Cornwall patients waiting a year for NHS dental appointment

Patients in Penzance are waiting 12 months for the next available NHS dental appointment.

Cornwall Live reports check ups cancelled by text with August 2020 the next available appointment date.

NHS data shows no practices within a 120-mile trip of Penzance are currently accepting new NHS patients.

‘If you’ve broken a tooth the offer of a dental appointment a year away is nothing short of an insult,’ chair of the BDA’s General Dental Practice Committee, Dave Cottam, said.

‘This is just the latest evidence of the crisis facing NHS dentistry.

‘Millions of patients risk losing out, as budgets are squeezed and vacancies are left unfilled.

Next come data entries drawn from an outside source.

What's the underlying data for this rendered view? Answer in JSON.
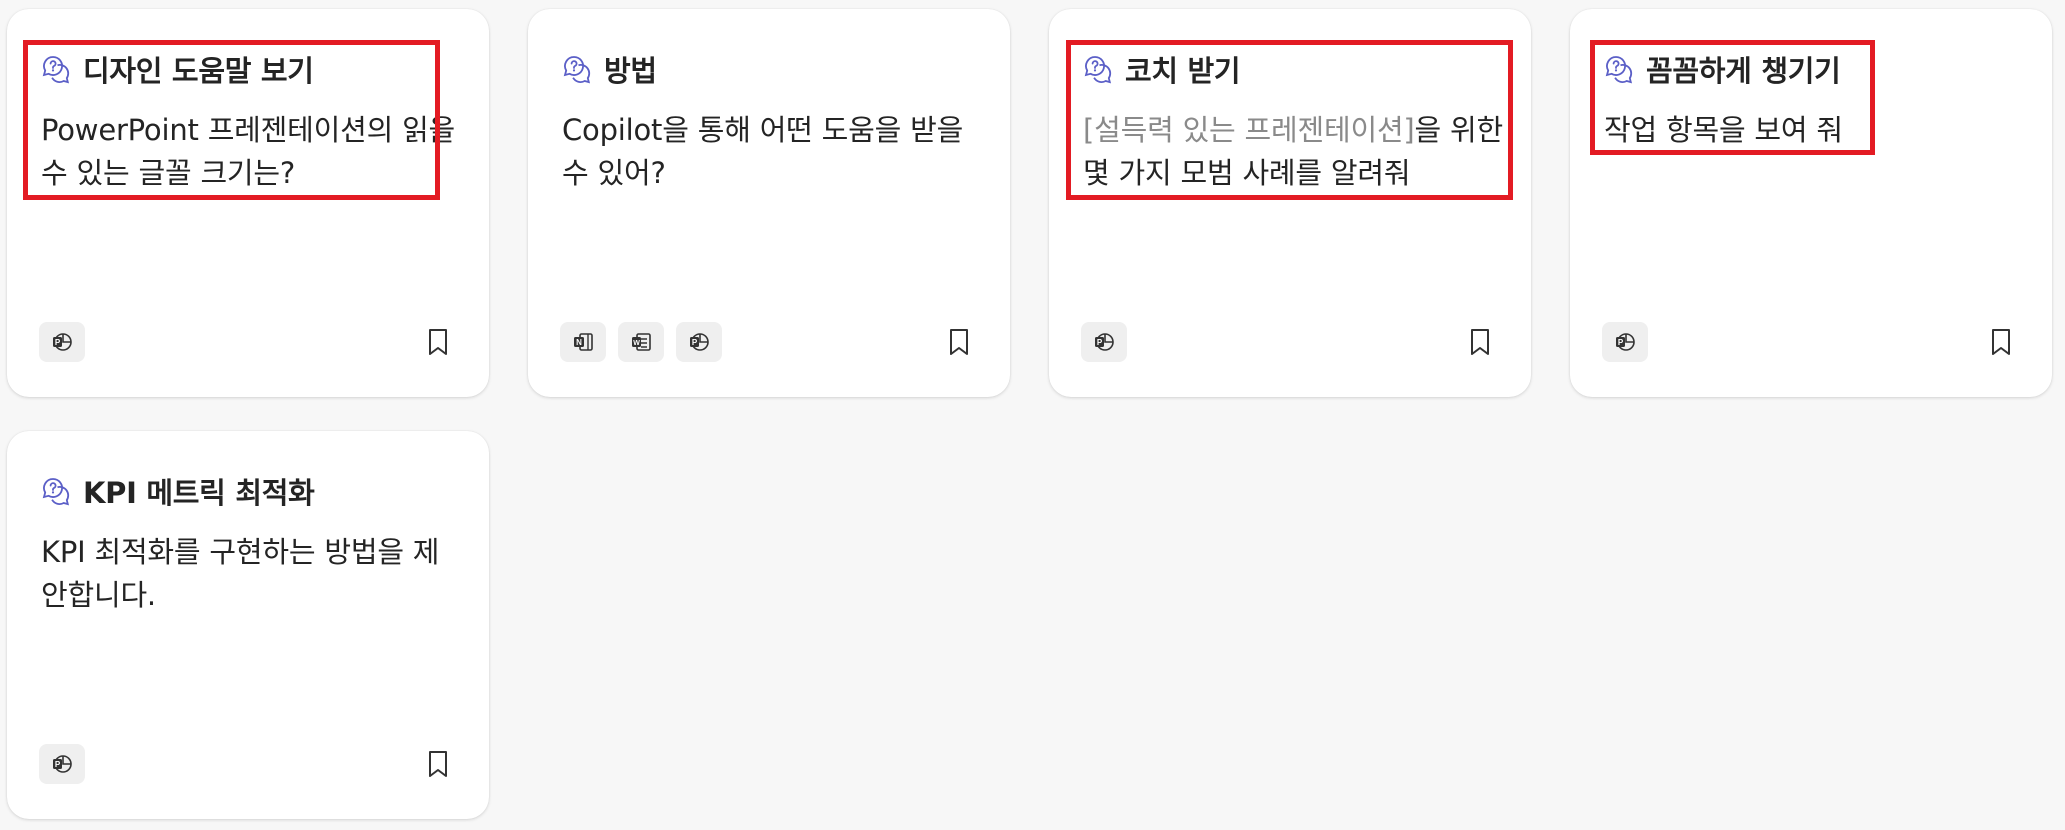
{
  "cards": [
    {
      "title": "디자인 도움말 보기",
      "desc": "PowerPoint 프레젠테이션의 읽을 수 있는 글꼴 크기는?",
      "apps": [
        "powerpoint-icon"
      ]
    },
    {
      "title": "방법",
      "desc": "Copilot을 통해 어떤 도움을 받을 수 있어?",
      "apps": [
        "onenote-icon",
        "planner-icon",
        "powerpoint-icon"
      ]
    },
    {
      "title": "코치 받기",
      "desc_placeholder": "[설득력 있는 프레젠테이션]",
      "desc_rest": "을 위한 몇 가지 모범 사례를 알려줘",
      "apps": [
        "powerpoint-icon"
      ]
    },
    {
      "title": "꼼꼼하게 챙기기",
      "desc": "작업 항목을 보여 줘",
      "apps": [
        "powerpoint-icon"
      ]
    },
    {
      "title": "KPI 메트릭 최적화",
      "desc": "KPI 최적화를 구현하는 방법을 제안합니다.",
      "apps": [
        "powerpoint-icon"
      ]
    }
  ],
  "colors": {
    "accent_icon": "#5b5fc7",
    "highlight": "#e31b23",
    "placeholder_text": "#8a8a8a"
  }
}
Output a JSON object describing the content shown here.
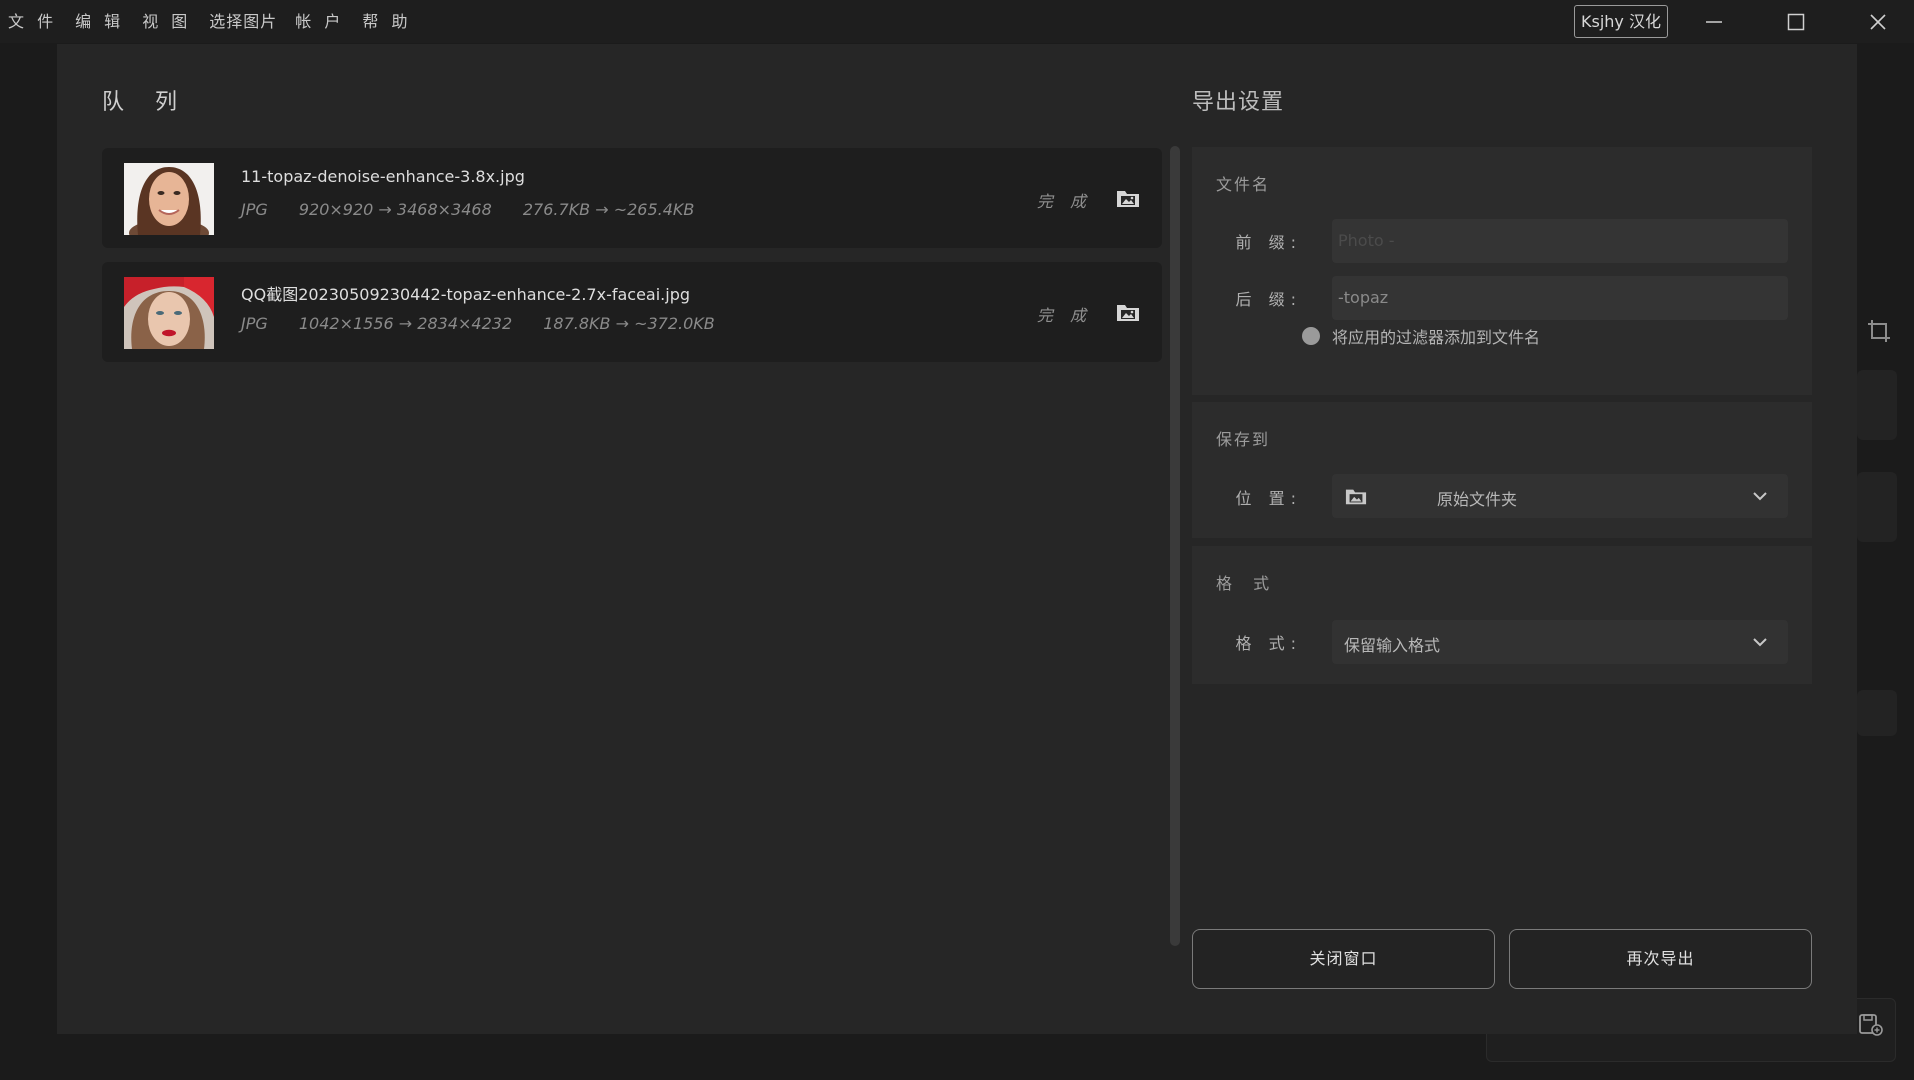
{
  "menu": [
    "文 件",
    "编 辑",
    "视 图",
    "选择图片",
    "帐 户",
    "帮 助"
  ],
  "badge": "Ksjhy 汉化",
  "queue": {
    "title": "队 列",
    "items": [
      {
        "name": "11-topaz-denoise-enhance-3.8x.jpg",
        "format": "JPG",
        "dimensions": "920×920 → 3468×3468",
        "size": "276.7KB → ~265.4KB",
        "status": "完 成"
      },
      {
        "name": "QQ截图20230509230442-topaz-enhance-2.7x-faceai.jpg",
        "format": "JPG",
        "dimensions": "1042×1556 → 2834×4232",
        "size": "187.8KB → ~372.0KB",
        "status": "完 成"
      }
    ]
  },
  "export": {
    "title": "导出设置",
    "filename": {
      "title": "文件名",
      "prefix_label": "前 缀:",
      "prefix_value": "Photo -",
      "suffix_label": "后 缀:",
      "suffix_value": "-topaz",
      "filter_toggle_label": "将应用的过滤器添加到文件名"
    },
    "save_to": {
      "title": "保存到",
      "location_label": "位 置:",
      "location_value": "原始文件夹"
    },
    "format": {
      "title": "格 式",
      "format_label": "格 式:",
      "format_value": "保留输入格式"
    },
    "close_button": "关闭窗口",
    "export_again_button": "再次导出"
  },
  "colors": {
    "dialog_bg": "#262626",
    "item_bg": "#1e1e1e",
    "panel_bg": "#2c2c2c"
  }
}
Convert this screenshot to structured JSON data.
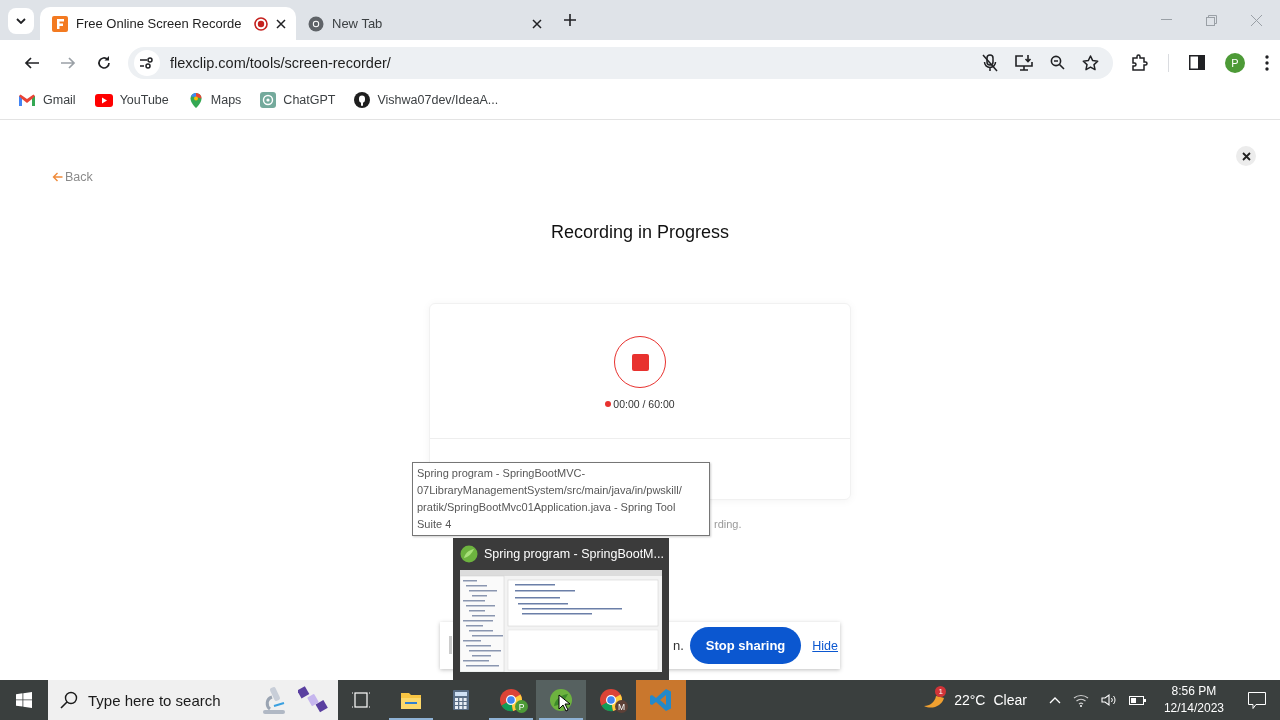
{
  "tabs": [
    {
      "title": "Free Online Screen Recorde",
      "selected": true,
      "recording": true
    },
    {
      "title": "New Tab",
      "selected": false,
      "recording": false
    }
  ],
  "address": "flexclip.com/tools/screen-recorder/",
  "profile_initial": "P",
  "bookmarks": [
    {
      "label": "Gmail",
      "kind": "gmail"
    },
    {
      "label": "YouTube",
      "kind": "youtube"
    },
    {
      "label": "Maps",
      "kind": "maps"
    },
    {
      "label": "ChatGPT",
      "kind": "chatgpt"
    },
    {
      "label": "Vishwa07dev/IdeaA...",
      "kind": "github"
    }
  ],
  "page": {
    "back": "Back",
    "heading": "Recording in Progress",
    "timer": "00:00 / 60:00",
    "note_fragment": "rding."
  },
  "tooltip_lines": [
    "Spring program - SpringBootMVC-",
    "07LibraryManagementSystem/src/main/java/in/pwskill/",
    "pratik/SpringBootMvc01Application.java - Spring Tool",
    "Suite 4"
  ],
  "thumbnail": {
    "title": "Spring program - SpringBootM..."
  },
  "share_bar": {
    "message_fragment": "n.",
    "stop": "Stop sharing",
    "hide": "Hide"
  },
  "taskbar": {
    "search_placeholder": "Type here to search",
    "apps": [
      {
        "kind": "taskview",
        "running": false,
        "highlighted": false
      },
      {
        "kind": "explorer",
        "running": true,
        "highlighted": false
      },
      {
        "kind": "calculator",
        "running": false,
        "highlighted": false
      },
      {
        "kind": "chrome",
        "badge": "P",
        "running": true,
        "highlighted": false
      },
      {
        "kind": "spring",
        "running": true,
        "highlighted": true
      },
      {
        "kind": "chrome",
        "badge": "M",
        "running": false,
        "highlighted": false
      },
      {
        "kind": "vscode",
        "running": false,
        "highlighted": true
      }
    ],
    "weather": {
      "badge": "1",
      "temperature": "22°C",
      "condition": "Clear"
    },
    "time": "8:56 PM",
    "date": "12/14/2023"
  }
}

‘We will only see progress when ministers stop treating dentistry as an optional extra.

‘And when they deliver the reform and investment this service desperately needs.’

Recruitment crisis

The BDA is pointing to a ‘recruitment crisis’ as the main reason patients are unable to get a dental appointment.

It claims access issues have mounted in recent years across England as recruitment and retention problems worsened.

In Penzance, Bupa says it is unable to fill current vacancies in its practices.

‘We’re very sorry about the long wait for NHS appointments at our Penzance practice,’ Raphael Rashid, regional operations director for Bupa Dental Care, said to Cornwall Live.

‘We want to reassure our patients that we’re working hard on our recruitment efforts.

‘And we’re working closely with the local NHS team to find a resolution and bring in more support.

‘In the meantime we’re still able to see emergency patients at short notice.

‘Anyone requiring immediate assistance should contact the practice as usual.’

Mass exodus

NHS dentistry is facing a potential mass exodus, with 77% of dentists looking to leave in the next five years.

Practice Plan’s 2019 Dentistry Confidence Monitor asked 420 dentists and professionals about their levels of happiness within NHS dentistry.

‘Almost a quarter of respondents intend to take retirement earlier than originally planned,’ the survey says.

‘Whilst a fifth are seeking to change profession altogether.

‘Almost half of those planning to stay in dentistry expect to have moved to predominantly private care within the next five years.’